Saved from a great white shark by dolphins story is sold for movie
A lifeguard who credited a pod of dolphins with saving four swimmers from a circling great white shark has sold the film rights to the story. Canadian producer Alexis Nihon has secured film rights from lifeguard Rob Howes to take the story to the big screen. Mr Howes has signed over audio-visual and merchandising rights for a percentage of the movie's profit.
The movie will be based on the encounter of four lifeguards being saved by about seven dolphins from a 3m great white shark at Northland's Ocean Beach last October. The story created international interest after Whangarei Heads Surf Lifesaving member Mr Howes and three teenagers, his daughter Nicky, Karina Cooper and Helen Slade, who was having her first day on the job, were 100m out to sea on a training swim when seven dolphins herded them together, apparently protecting them from the shark.

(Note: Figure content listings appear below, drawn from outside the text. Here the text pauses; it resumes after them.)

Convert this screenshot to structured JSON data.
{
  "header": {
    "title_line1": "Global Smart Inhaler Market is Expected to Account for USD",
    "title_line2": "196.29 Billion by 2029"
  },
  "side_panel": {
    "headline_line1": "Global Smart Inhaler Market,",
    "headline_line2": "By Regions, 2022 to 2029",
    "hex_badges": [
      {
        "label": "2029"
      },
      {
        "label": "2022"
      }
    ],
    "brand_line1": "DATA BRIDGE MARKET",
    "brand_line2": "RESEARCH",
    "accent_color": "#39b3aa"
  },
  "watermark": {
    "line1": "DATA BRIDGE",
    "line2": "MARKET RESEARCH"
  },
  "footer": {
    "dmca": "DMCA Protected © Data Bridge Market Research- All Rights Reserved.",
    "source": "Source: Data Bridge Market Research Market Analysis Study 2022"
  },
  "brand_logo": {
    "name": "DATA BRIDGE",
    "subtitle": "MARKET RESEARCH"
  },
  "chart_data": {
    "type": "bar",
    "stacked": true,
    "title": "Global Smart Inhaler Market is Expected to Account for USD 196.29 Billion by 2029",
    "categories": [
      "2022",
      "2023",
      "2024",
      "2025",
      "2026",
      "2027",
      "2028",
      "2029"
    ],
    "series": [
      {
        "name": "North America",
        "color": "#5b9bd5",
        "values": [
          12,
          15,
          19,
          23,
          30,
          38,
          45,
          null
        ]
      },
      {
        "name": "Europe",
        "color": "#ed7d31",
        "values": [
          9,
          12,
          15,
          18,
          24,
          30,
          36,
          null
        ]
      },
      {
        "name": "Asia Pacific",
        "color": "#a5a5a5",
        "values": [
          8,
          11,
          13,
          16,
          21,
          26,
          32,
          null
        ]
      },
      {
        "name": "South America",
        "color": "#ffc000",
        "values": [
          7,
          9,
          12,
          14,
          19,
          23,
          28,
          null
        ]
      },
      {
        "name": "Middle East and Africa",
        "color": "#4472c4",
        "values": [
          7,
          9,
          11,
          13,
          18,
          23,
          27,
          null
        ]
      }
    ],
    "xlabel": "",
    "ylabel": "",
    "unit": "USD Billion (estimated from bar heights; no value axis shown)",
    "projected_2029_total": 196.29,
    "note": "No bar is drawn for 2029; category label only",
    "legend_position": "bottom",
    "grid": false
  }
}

Mr Howes has never had doubts that it was a great white. "It glided around in an arc and headed for the other two girls. My heart went into my mouth because one of them was my daughter. The dolphins were going ballistic," he told the Herald at the time. Mr Howes said Mr Nihon, a member of a Canadian investment trust, had to buy the rights from him because the producer wanted to base the film around his experience.
Mr Howes has begun writing a story about his experience. "He [Mr Nihon] already had screenwriters putting together bits and pieces from the media. He thought it would be great to have the real inside story." Mr Howes hoped the movie would be shot at Ocean Beach, but production costs could mean it would be filmed in Florida or the Bahamas, where there is easy access to trained dolphins.
If the movie is made offshore then Mr Howes hoped some of the background scenery could be shot at Ocean Beach. He said Natural History New Zealand was also planning a documentary about the incident.